For molecules in which steric hindrance interferes with torsional motion but does not prevent it altogether, the torsion angle may be controlled with an external laser field. This is demonstrated on a model system consisting of biphenyl molecules adsorbed onto a silicon (111) surface. In an unperturbed monolayer, the planes of the biphenyl’s two rings are at an angle to each other (a). A moderately-intense nonresonant laser field induces dipoles in the molecules leading to the molecules’ rearrangement into the coplanar configuration to facilitate the induced dipole-laser field interaction (b). For this system there are two ways to achieve coplanarity in the biphenyl molecules. (i) The laser field is linearly polarized in a direction parallel to the silicon surface, and the field-matter interaction is maximized when both rings are parallel to the field polarization direction. (ii) The laser field polarization is perpendicular to the surface, and pi electrons can delocalize over a greater distance, resulting in a greater induced dipole, in the coplanar configuration.
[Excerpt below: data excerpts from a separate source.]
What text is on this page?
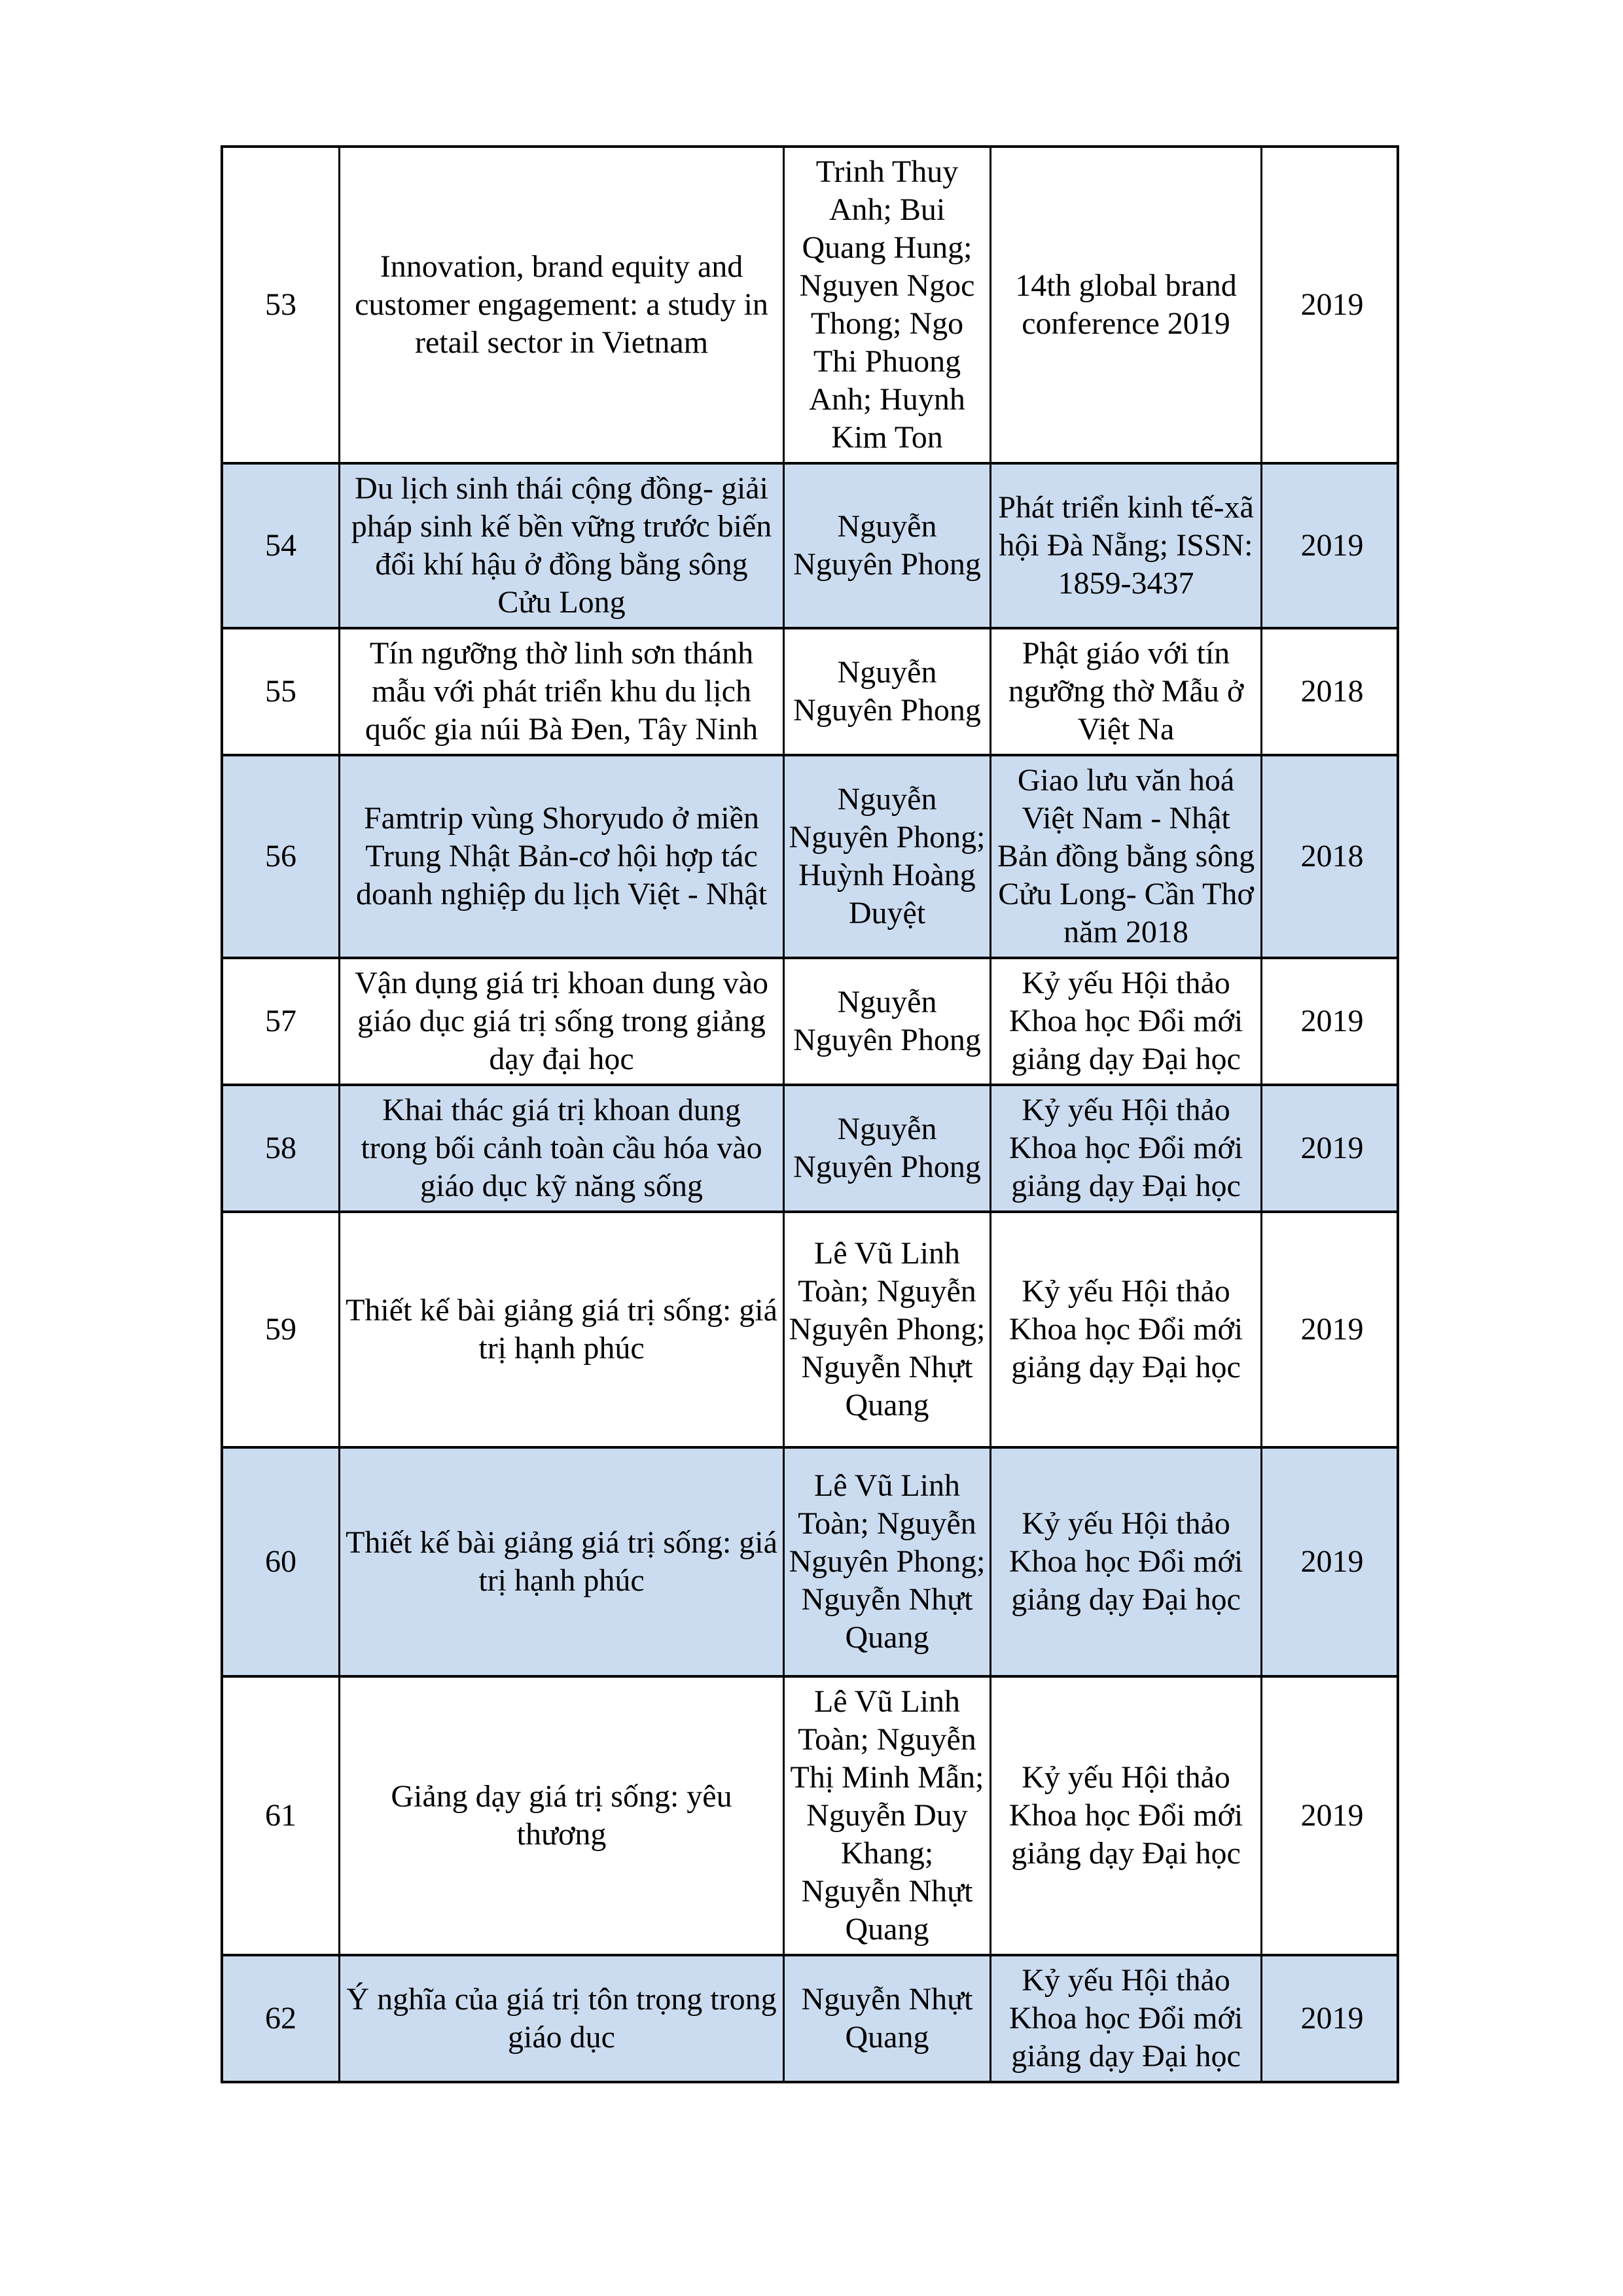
53
Innovation, brand equity and customer engagement: a study in retail sector in Vietnam
Trinh Thuy Anh; Bui Quang Hung; Nguyen Ngoc Thong; Ngo Thi Phuong Anh; Huynh Kim Ton
14th global brand conference 2019
2019
54
Du lịch sinh thái cộng đồng- giải pháp sinh kế bền vững trước biến đổi khí hậu ở đồng bằng sông Cửu Long
Nguyễn Nguyên Phong
Phát triển kinh tế-xã hội Đà Nẵng; ISSN: 1859-3437
2019
55
Tín ngưỡng thờ linh sơn thánh mẫu với phát triển khu du lịch quốc gia núi Bà Đen, Tây Ninh
Nguyễn Nguyên Phong
Phật giáo với tín ngưỡng thờ Mẫu ở Việt Na
2018
56
Famtrip vùng Shoryudo ở miền Trung Nhật Bản-cơ hội hợp tác doanh nghiệp du lịch Việt - Nhật
Nguyễn Nguyên Phong; Huỳnh Hoàng Duyệt
Giao lưu văn hoá Việt Nam - Nhật Bản đồng bằng sông Cửu Long- Cần Thơ năm 2018
2018
57
Vận dụng giá trị khoan dung vào giáo dục giá trị sống trong giảng dạy đại học
Nguyễn Nguyên Phong
Kỷ yếu Hội thảo Khoa học Đổi mới giảng dạy Đại học
2019
58
Khai thác giá trị khoan dung trong bối cảnh toàn cầu hóa vào giáo dục kỹ năng sống
Nguyễn Nguyên Phong
Kỷ yếu Hội thảo Khoa học Đổi mới giảng dạy Đại học
2019
59
Thiết kế bài giảng giá trị sống: giá trị hạnh phúc
Lê Vũ Linh Toàn; Nguyễn Nguyên Phong; Nguyễn Nhựt Quang
Kỷ yếu Hội thảo Khoa học Đổi mới giảng dạy Đại học
2019
60
Thiết kế bài giảng giá trị sống: giá trị hạnh phúc
Lê Vũ Linh Toàn; Nguyễn Nguyên Phong; Nguyễn Nhựt Quang
Kỷ yếu Hội thảo Khoa học Đổi mới giảng dạy Đại học
2019
61
Giảng dạy giá trị sống: yêu thương
Lê Vũ Linh Toàn; Nguyễn Thị Minh Mẫn; Nguyễn Duy Khang; Nguyễn Nhựt Quang
Kỷ yếu Hội thảo Khoa học Đổi mới giảng dạy Đại học
2019
62
Ý nghĩa của giá trị tôn trọng trong giáo dục
Nguyễn Nhựt Quang
Kỷ yếu Hội thảo Khoa học Đổi mới giảng dạy Đại học
2019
Molecules have long been known to align in moderately intense, far off-resonance laser fields with a large variety of applications in physics, optics, chemistry and material research. In recent work we illustrate and explore the physical origin of a new phenomenon in the alignment dynamics of molecules, which is fundamentally interesting and has a useful potential implication. Namely, the intensity dependence of the degree of alignment exhibits a threshold behavior, below which molecules are isotropically distributed rotationally and above which the alignment is rapidly maximized, before reaching a plateau. Furthermore, we find that the intensity dependence of the alignment of all molecules is universal. Finally, we note that the alignment threshold occurs at a lower intensity than the off-resonance ionization threshold, a numerical observation that is readily explained. This finding illustrates that nonresonant alignment of molecules is a general method, applicable to all anisotropic molecules. The threshold behavior is attributed to a tunneling mechanism that rapidly switches off at the threshold intensity, where tunneling between the potential wells corresponding to the two orientations of the aligned molecules becomes forbidden. The rotational temperature of molecules determines the position of the alignment threshold, hence the critical role of rotational cooling found experimentally in the past. The universal threshold behavior of molecular alignment is a simple phenomenon, but is of interest to a broad variety of experiments.